The Mongol Diet

 

In 2013, Lucky Peach helped organize our MAD symposium under the theme of “GUTS”. The topics discussed during that two-day event—and later published in a Lucky Peach booklet called GUTS are still as relevant as ever. Every Wednesday until the GUTS run out, we’ll be publishing a feature from the collection. This week, we’re sharing Peter Meehan’s piece on the Mongol Diet. 

Thinking about the theme of [this year’s] MAD, Guts, my mind turned, as it often does, to a book called Genghis Khan and the Making of the Modern World. In roughly three hundred breezy-reading pages, Jack Weatherford tells the story of how Temujin, a small child whose mother was kidnapped into marriage and whose father was poisoned, rose to become Genghis Khan, the greatest conqueror in the history of history. (And a surprisingly progressive leader at that, one who banished torture, permitted religious freedom, and cross-pollinated the ideas and technology of every culture that came under his rule. If you didn’t know that and think of Khan as some sort of Conan the Barbarian type, please consider GKATMOTMW as required reading.)

But it wasn’t so much the conquering that made me think about guts, but the diet that the Mongols lived on as they conquered. Steamrolling the East: impressive. Doing it while eating what they did: that was gutsy. I corresponded with Mr. Weatherford to learn more about what the Mongol diet was like, and now present you with my findings (largely in his words):

+ The Mongolians had no cuisine as we might think of it. They had simple cooking that was the same for everyone: mostly boiled, unseasoned meat. Yet the cook was one of the highest-ranking officials of the empire and in charge of running the court.

+ The cook was also important in keeping the peace, since the order in which people were served food could lead to great fights and food riots. For this reason, no one could come to a meal with a weapon (but they still threw dishes and anything else at hand).
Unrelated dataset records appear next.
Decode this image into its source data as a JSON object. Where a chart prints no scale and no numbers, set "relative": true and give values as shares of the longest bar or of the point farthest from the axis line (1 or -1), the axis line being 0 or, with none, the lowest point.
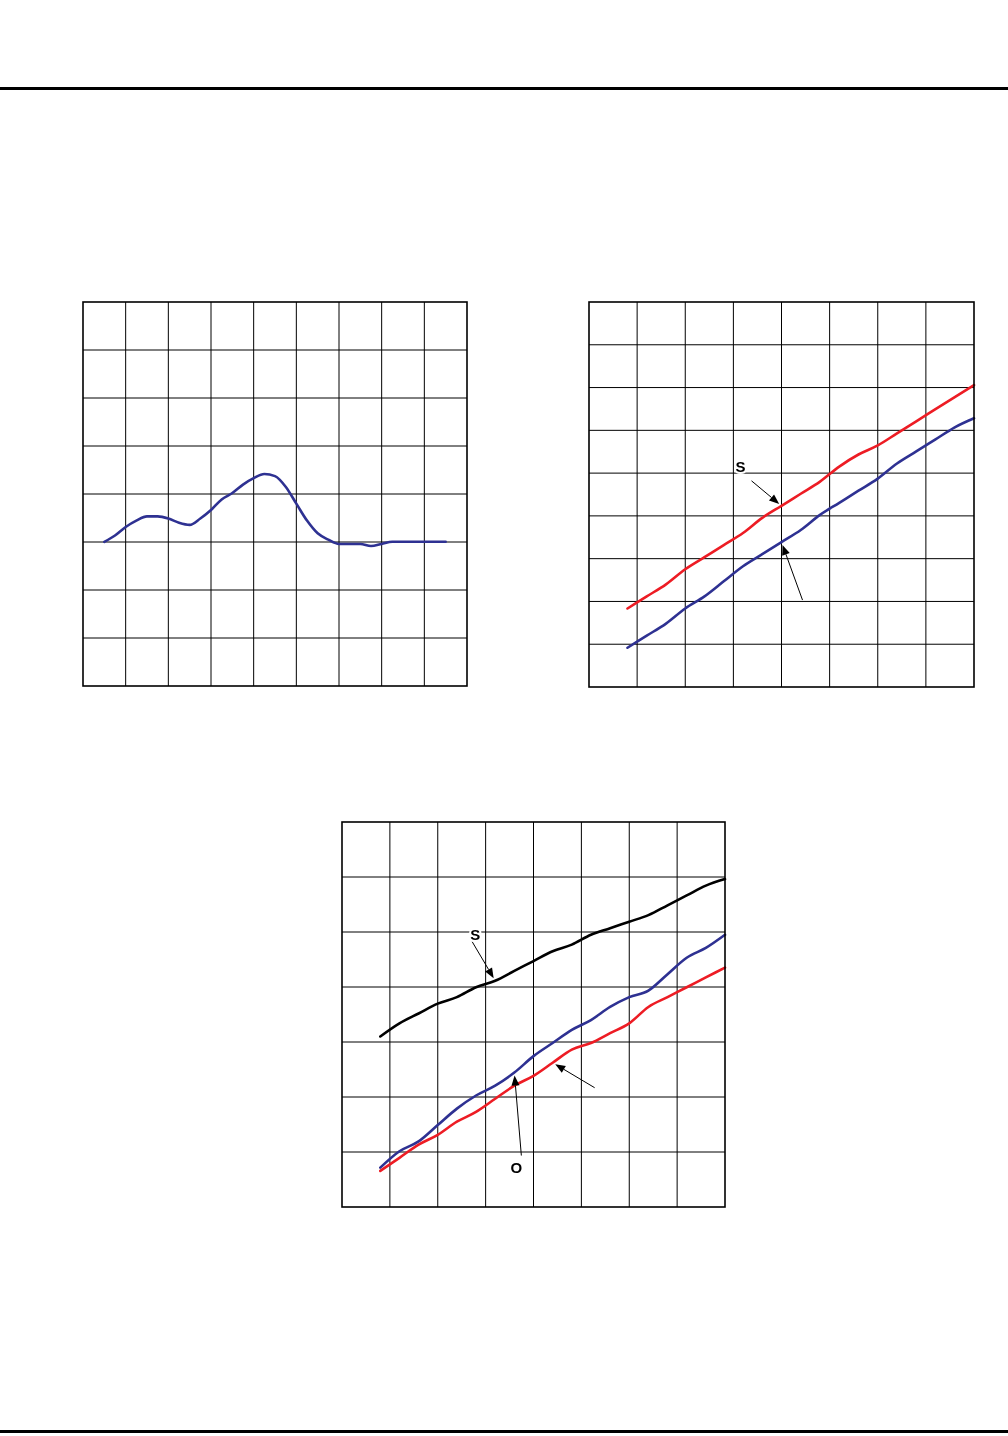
{
  "chart_data": [
    {
      "type": "line",
      "relative": true,
      "grid": true,
      "tick_labels": false,
      "categories": [
        null,
        null,
        null,
        null,
        null,
        null,
        null,
        null,
        null,
        null,
        null,
        null,
        null,
        null,
        null,
        null,
        null,
        null,
        null,
        null,
        null,
        null,
        null,
        null,
        null,
        null,
        null,
        null,
        null,
        null,
        null,
        null,
        null,
        null,
        null,
        null,
        null
      ],
      "series": [
        {
          "color": "#2e3192",
          "values": [
            null,
            null,
            0.68,
            0.71,
            0.75,
            0.78,
            0.8,
            0.8,
            0.79,
            0.77,
            0.76,
            0.79,
            0.83,
            0.88,
            0.91,
            0.95,
            0.98,
            1,
            0.99,
            0.94,
            0.86,
            0.78,
            0.72,
            0.69,
            0.67,
            0.67,
            0.67,
            0.66,
            0.67,
            0.68,
            0.68,
            0.68,
            0.68,
            0.68,
            0.68,
            null,
            null
          ]
        }
      ]
    },
    {
      "type": "line",
      "relative": true,
      "grid": true,
      "tick_labels": false,
      "annotations": [
        "S"
      ],
      "categories": [
        null,
        null,
        null,
        null,
        null,
        null,
        null,
        null,
        null,
        null,
        null,
        null,
        null,
        null,
        null,
        null,
        null,
        null,
        null,
        null,
        null
      ],
      "series": [
        {
          "color": "#ed1c24",
          "values": [
            null,
            null,
            0.26,
            0.3,
            0.34,
            0.39,
            0.43,
            0.47,
            0.51,
            0.56,
            0.6,
            0.64,
            0.68,
            0.73,
            0.77,
            0.8,
            0.84,
            0.88,
            0.92,
            0.96,
            1
          ]
        },
        {
          "color": "#2e3192",
          "values": [
            null,
            null,
            0.13,
            0.17,
            0.21,
            0.26,
            0.3,
            0.35,
            0.4,
            0.44,
            0.48,
            0.52,
            0.57,
            0.61,
            0.65,
            0.69,
            0.74,
            0.78,
            0.82,
            0.86,
            0.89
          ]
        }
      ]
    },
    {
      "type": "line",
      "relative": true,
      "grid": true,
      "tick_labels": false,
      "annotations": [
        "S",
        "O"
      ],
      "categories": [
        null,
        null,
        null,
        null,
        null,
        null,
        null,
        null,
        null,
        null,
        null,
        null,
        null,
        null,
        null,
        null,
        null,
        null,
        null,
        null,
        null
      ],
      "series": [
        {
          "color": "#000000",
          "values": [
            null,
            null,
            0.52,
            0.56,
            0.59,
            0.62,
            0.64,
            0.67,
            0.69,
            0.72,
            0.75,
            0.78,
            0.8,
            0.83,
            0.85,
            0.87,
            0.89,
            0.92,
            0.95,
            0.98,
            1
          ]
        },
        {
          "color": "#2e3192",
          "values": [
            null,
            null,
            0.12,
            0.17,
            0.2,
            0.25,
            0.3,
            0.34,
            0.37,
            0.41,
            0.46,
            0.5,
            0.54,
            0.57,
            0.61,
            0.64,
            0.66,
            0.71,
            0.76,
            0.79,
            0.83
          ]
        },
        {
          "color": "#ed1c24",
          "values": [
            null,
            null,
            0.11,
            0.15,
            0.19,
            0.22,
            0.26,
            0.29,
            0.33,
            0.37,
            0.4,
            0.44,
            0.48,
            0.5,
            0.53,
            0.56,
            0.61,
            0.64,
            0.67,
            0.7,
            0.73
          ]
        }
      ]
    }
  ]
}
+ Mongols categorized food into two groups: Ulaan Idee, red foods like meat, mainly eaten in the winter and spring; and Tsagaan Idee, white foods like dairy products, mostly eaten in the summer and fall. Vegetables were considered as a form of grass and called “goat food.” The Mongols were thoroughly disgusted that farmers ate plants that grew in the dirt and had often been fertilized with excrement.

+ The Mongols were very particular about butchery. The butcher (usually a young boy) made a small incision in the chest of the goat or sheep, reached inside and pinched off the aorta which immediately killed the animal. It had to be done outdoors, but in a shadow so that the sun would not see it and without spilling the blood so that the earth would not feel it. Large animals like oxen would be killed by hitting them between the horns with a sledgehammer so as not to spill any blood. Normally an animal would be consumed within three hours.

+ Because the Mongols cooked over dung fires, they usually boiled meat rather than roasting or frying it. When on the move, the Mongols often cooked an animal in its own skin by stuffing it with heated rocks.

+ Genghis Khan and his men once avoided starvation by killing a wild horse and cooking it in its hide.Genghis Khan’s first killing was over food. He killed his half-brother for taking a bird and a fish he’d caught.

+ In the fall, when the men took the animals to graze far from home and fatten them for the winter, they lived mostly on fermented horse or camel milk, supplemented by wild marmots, which they cooked in their skin. Fermented camel and horse milk produce nearly constant diarrhea, but since the men lived outside, it was not considered too big of a problem.

So the next time you feel overwhelmed by a challenge (like, say, taking over the world), imagine doing so while subsisting on boiled marmot as fermented horse milk is blasting a hot course through your insides. I find it makes things look sunnier, and puts my own challenges in perspective.